Liputan6.com, Riyadh - Tujuh pria warga Arab Saudi menjalani eksekusi mati pada Selasa, (27/2/2024). Itu merupakan jumlah tertinggi yang dieksekusi dalam satu hari sejak 81 orang pada Maret 2022.
Laporan Saudi Press Agency (SPA) yang mengutip Kementerian Dalam Negeri Arab Saudi menyebutkan pengadilan Kriminal Khusus (SCC) menghukum orang-orang tersebut atas tuduhan terorisme, mengkhianati tanah air, mengancam stabilitas, dan membahayakan keamanannya.
Baca Juga
Nama-nama orang-orang tersebut tercantum dalam pengumuman SPA, yang seringkali merupakan satu-satunya informasi yang dirilis mengenai eksekusi di kerajaan tersebut, namun dengan sedikit rincian lebih lanjut.
Advertisement
Kelompok hak asasi manusia yang memantau eksekusi mati menuturkan Arab Saudi tercatat telah mengeksekusi 31 orang tahun ini (termasuk yang dilakukan pada Selasa). Tahun lalu, negara itu menghukum mati sedikitnya 172 orang.
"Tidak ada catatan publik atau laporan media mengenai kasus apa pun yang menimpa para pria yang dieksekusi pada hari Selasa," kata Organisasi Hak Asasi Manusia Eropa-Saudi (ESOHR) dan Reprieve yang berbasis di Inggris kepada Middle East Eye, seperti dilansir Rabu (28/2).
Jeed Basyouni, yang memimpin Reprieve di Timur Tengah dan Afrika Utara, mengungkapkan, "Tampaknya orang-orang ini diadili, dihukum, dijatuhi hukuman dan dieksekusi dengan sangat rahasia."
Kata Pengamat
Selama delapan tahun terakhir, Duaa Dhainy, peneliti ESOHR, mengatakan organisasinya hanya mengetahui sekitar tiga persen kasus hukuman mati sebelum eksekusi dilakukan.
"Informasi LSM dan publik mengenai terpidana mati sangat terbatas," kata Dhainy.
Mereka yang dieksekusi pada tahun 2024 termasuk 10 orang yang dihukum karena tuduhan terorisme oleh SCC, lembaga yang dikritik karena juga menghukum aktivis dan pengunjuk rasa.

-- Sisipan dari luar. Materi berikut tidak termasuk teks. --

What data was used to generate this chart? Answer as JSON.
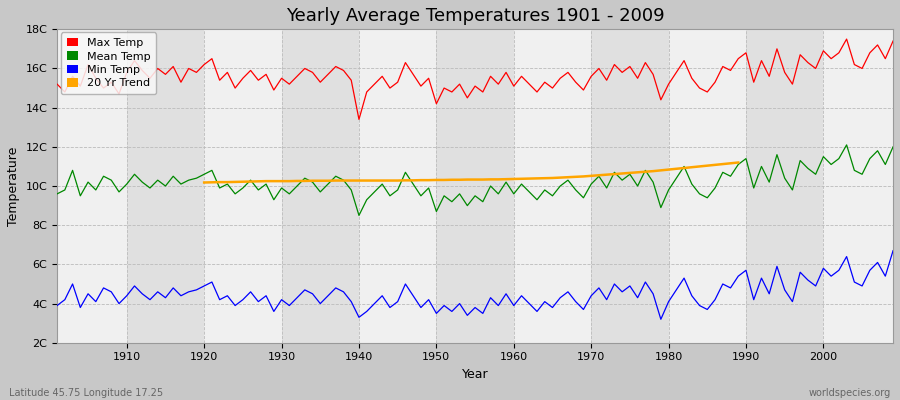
{
  "title": "Yearly Average Temperatures 1901 - 2009",
  "xlabel": "Year",
  "ylabel": "Temperature",
  "subtitle_left": "Latitude 45.75 Longitude 17.25",
  "subtitle_right": "worldspecies.org",
  "years": [
    1901,
    1902,
    1903,
    1904,
    1905,
    1906,
    1907,
    1908,
    1909,
    1910,
    1911,
    1912,
    1913,
    1914,
    1915,
    1916,
    1917,
    1918,
    1919,
    1920,
    1921,
    1922,
    1923,
    1924,
    1925,
    1926,
    1927,
    1928,
    1929,
    1930,
    1931,
    1932,
    1933,
    1934,
    1935,
    1936,
    1937,
    1938,
    1939,
    1940,
    1941,
    1942,
    1943,
    1944,
    1945,
    1946,
    1947,
    1948,
    1949,
    1950,
    1951,
    1952,
    1953,
    1954,
    1955,
    1956,
    1957,
    1958,
    1959,
    1960,
    1961,
    1962,
    1963,
    1964,
    1965,
    1966,
    1967,
    1968,
    1969,
    1970,
    1971,
    1972,
    1973,
    1974,
    1975,
    1976,
    1977,
    1978,
    1979,
    1980,
    1981,
    1982,
    1983,
    1984,
    1985,
    1986,
    1987,
    1988,
    1989,
    1990,
    1991,
    1992,
    1993,
    1994,
    1995,
    1996,
    1997,
    1998,
    1999,
    2000,
    2001,
    2002,
    2003,
    2004,
    2005,
    2006,
    2007,
    2008,
    2009
  ],
  "max_temp": [
    15.2,
    14.8,
    15.6,
    15.1,
    16.2,
    15.5,
    15.0,
    15.3,
    14.7,
    15.8,
    16.4,
    15.9,
    15.5,
    16.0,
    15.7,
    16.1,
    15.3,
    16.0,
    15.8,
    16.2,
    16.5,
    15.4,
    15.8,
    15.0,
    15.5,
    15.9,
    15.4,
    15.7,
    14.9,
    15.5,
    15.2,
    15.6,
    16.0,
    15.8,
    15.3,
    15.7,
    16.1,
    15.9,
    15.4,
    13.4,
    14.8,
    15.2,
    15.6,
    15.0,
    15.3,
    16.3,
    15.7,
    15.1,
    15.5,
    14.2,
    15.0,
    14.8,
    15.2,
    14.5,
    15.1,
    14.8,
    15.6,
    15.2,
    15.8,
    15.1,
    15.6,
    15.2,
    14.8,
    15.3,
    15.0,
    15.5,
    15.8,
    15.3,
    14.9,
    15.6,
    16.0,
    15.4,
    16.2,
    15.8,
    16.1,
    15.5,
    16.3,
    15.7,
    14.4,
    15.2,
    15.8,
    16.4,
    15.5,
    15.0,
    14.8,
    15.3,
    16.1,
    15.9,
    16.5,
    16.8,
    15.3,
    16.4,
    15.6,
    17.0,
    15.8,
    15.2,
    16.7,
    16.3,
    16.0,
    16.9,
    16.5,
    16.8,
    17.5,
    16.2,
    16.0,
    16.8,
    17.2,
    16.5,
    17.4
  ],
  "mean_temp": [
    9.6,
    9.8,
    10.8,
    9.5,
    10.2,
    9.8,
    10.5,
    10.3,
    9.7,
    10.1,
    10.6,
    10.2,
    9.9,
    10.3,
    10.0,
    10.5,
    10.1,
    10.3,
    10.4,
    10.6,
    10.8,
    9.9,
    10.1,
    9.6,
    9.9,
    10.3,
    9.8,
    10.1,
    9.3,
    9.9,
    9.6,
    10.0,
    10.4,
    10.2,
    9.7,
    10.1,
    10.5,
    10.3,
    9.8,
    8.5,
    9.3,
    9.7,
    10.1,
    9.5,
    9.8,
    10.7,
    10.1,
    9.5,
    9.9,
    8.7,
    9.5,
    9.2,
    9.6,
    9.0,
    9.5,
    9.2,
    10.0,
    9.6,
    10.2,
    9.6,
    10.1,
    9.7,
    9.3,
    9.8,
    9.5,
    10.0,
    10.3,
    9.8,
    9.4,
    10.1,
    10.5,
    9.9,
    10.7,
    10.3,
    10.6,
    10.0,
    10.8,
    10.2,
    8.9,
    9.8,
    10.4,
    11.0,
    10.1,
    9.6,
    9.4,
    9.9,
    10.7,
    10.5,
    11.1,
    11.4,
    9.9,
    11.0,
    10.2,
    11.6,
    10.4,
    9.8,
    11.3,
    10.9,
    10.6,
    11.5,
    11.1,
    11.4,
    12.1,
    10.8,
    10.6,
    11.4,
    11.8,
    11.1,
    12.0
  ],
  "min_temp": [
    3.9,
    4.2,
    5.0,
    3.8,
    4.5,
    4.1,
    4.8,
    4.6,
    4.0,
    4.4,
    4.9,
    4.5,
    4.2,
    4.6,
    4.3,
    4.8,
    4.4,
    4.6,
    4.7,
    4.9,
    5.1,
    4.2,
    4.4,
    3.9,
    4.2,
    4.6,
    4.1,
    4.4,
    3.6,
    4.2,
    3.9,
    4.3,
    4.7,
    4.5,
    4.0,
    4.4,
    4.8,
    4.6,
    4.1,
    3.3,
    3.6,
    4.0,
    4.4,
    3.8,
    4.1,
    5.0,
    4.4,
    3.8,
    4.2,
    3.5,
    3.9,
    3.6,
    4.0,
    3.4,
    3.8,
    3.5,
    4.3,
    3.9,
    4.5,
    3.9,
    4.4,
    4.0,
    3.6,
    4.1,
    3.8,
    4.3,
    4.6,
    4.1,
    3.7,
    4.4,
    4.8,
    4.2,
    5.0,
    4.6,
    4.9,
    4.3,
    5.1,
    4.5,
    3.2,
    4.1,
    4.7,
    5.3,
    4.4,
    3.9,
    3.7,
    4.2,
    5.0,
    4.8,
    5.4,
    5.7,
    4.2,
    5.3,
    4.5,
    5.9,
    4.7,
    4.1,
    5.6,
    5.2,
    4.9,
    5.8,
    5.4,
    5.7,
    6.4,
    5.1,
    4.9,
    5.7,
    6.1,
    5.4,
    6.7
  ],
  "trend_years": [
    1920,
    1921,
    1922,
    1923,
    1924,
    1925,
    1926,
    1927,
    1928,
    1929,
    1930,
    1931,
    1932,
    1933,
    1934,
    1935,
    1936,
    1937,
    1938,
    1939,
    1940,
    1941,
    1942,
    1943,
    1944,
    1945,
    1946,
    1947,
    1948,
    1949,
    1950,
    1951,
    1952,
    1953,
    1954,
    1955,
    1956,
    1957,
    1958,
    1959,
    1960,
    1961,
    1962,
    1963,
    1964,
    1965,
    1966,
    1967,
    1968,
    1969,
    1970,
    1971,
    1972,
    1973,
    1974,
    1975,
    1976,
    1977,
    1978,
    1979,
    1980,
    1981,
    1982,
    1983,
    1984,
    1985,
    1986,
    1987,
    1988,
    1989
  ],
  "trend": [
    10.18,
    10.19,
    10.2,
    10.2,
    10.21,
    10.22,
    10.23,
    10.24,
    10.25,
    10.25,
    10.25,
    10.25,
    10.26,
    10.26,
    10.27,
    10.27,
    10.27,
    10.28,
    10.28,
    10.28,
    10.28,
    10.28,
    10.28,
    10.28,
    10.28,
    10.28,
    10.29,
    10.29,
    10.3,
    10.3,
    10.31,
    10.31,
    10.32,
    10.32,
    10.33,
    10.33,
    10.33,
    10.34,
    10.34,
    10.35,
    10.36,
    10.37,
    10.38,
    10.39,
    10.4,
    10.41,
    10.43,
    10.45,
    10.47,
    10.49,
    10.52,
    10.55,
    10.58,
    10.61,
    10.64,
    10.67,
    10.7,
    10.73,
    10.76,
    10.8,
    10.84,
    10.88,
    10.92,
    10.96,
    11.0,
    11.04,
    11.08,
    11.12,
    11.16,
    11.2
  ],
  "max_color": "#ff0000",
  "mean_color": "#008800",
  "min_color": "#0000ff",
  "trend_color": "#ffa500",
  "fig_bg_color": "#c8c8c8",
  "plot_bg_color": "#e8e8e8",
  "stripe_color_light": "#f0f0f0",
  "stripe_color_dark": "#e0e0e0",
  "grid_color": "#bbbbbb",
  "ylim": [
    2,
    18
  ],
  "yticks": [
    2,
    4,
    6,
    8,
    10,
    12,
    14,
    16,
    18
  ],
  "ytick_labels": [
    "2C",
    "4C",
    "6C",
    "8C",
    "10C",
    "12C",
    "14C",
    "16C",
    "18C"
  ],
  "xticks": [
    1910,
    1920,
    1930,
    1940,
    1950,
    1960,
    1970,
    1980,
    1990,
    2000
  ],
  "xlim_left": 1901,
  "xlim_right": 2009,
  "title_fontsize": 13,
  "axis_fontsize": 9,
  "tick_fontsize": 8,
  "legend_fontsize": 8,
  "linewidth": 0.9
}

Di antara mereka adalah Awn Hassan Abu Abdullah, yang dieksekusi pada 30 Januari.
Abdullah dituduh bergabung dengan sel teroris dan mendanai terorisme, namun ESOHR melaporkan bahwa dia yakin dia ditangkap, diadili, dan dieksekusi karena kegiatan yang sah, termasuk menyampaikan pendapat dan berpartisipasi dalam pertemuan.
Basyouni menuturkan meski pengumuman resmi menyebutkan eksekusi pada Selasa sebagai kasus terorisme, definisi tersebut digunakan pula untuk kegiatan yang mencakup mereka yang bergabung dalam protes, mengkritik rezim, dan yang secara terbuka tidak setuju dengan Putra Mahkota Pangeran Mohammed bin Salman.
Advertisement
Masuk 3 Besar
Amnesty International melaporkan bahwa pada tahun 2022, Kerajaan Arab Saudi melakukan banyak eksekusi mati disamping dua negara lainnya, yaitu China dan Iran.
Dalam laporan Amnesty International, China tercatat menduduki peringkat pertama dengan jumlah eksekusi mati tertinggi, disusul Iran, dan kemudian Arab Saudi.
"Sangat meresahkan bahwa pemerintah Arab Saudi kembali mengeksekusi tahanan secara massal, mendekati peringatan dua tahun eksekusi massal terburuk dalam sejarah kerajaan," ungkap Basyouni.
Dia mencatat konferensi LEAP minggu depan yang akan menarik tokoh-tokoh industri teknologi ke Riyadh dan Formula Satu di Jeddah minggu berikutnya.
"Setiap orang yang terlibat dalam dua peristiwa ini harus tahu bahwa hanya dengan berada di Arab Saudi dan menutup mata terhadap eksekusi massal, mereka membuat kemungkinan terjadinya pembunuhan lebih lanjut dan memberikan legitimasi internasional kepada rezim yang sangat represif," imbuh Basyouni.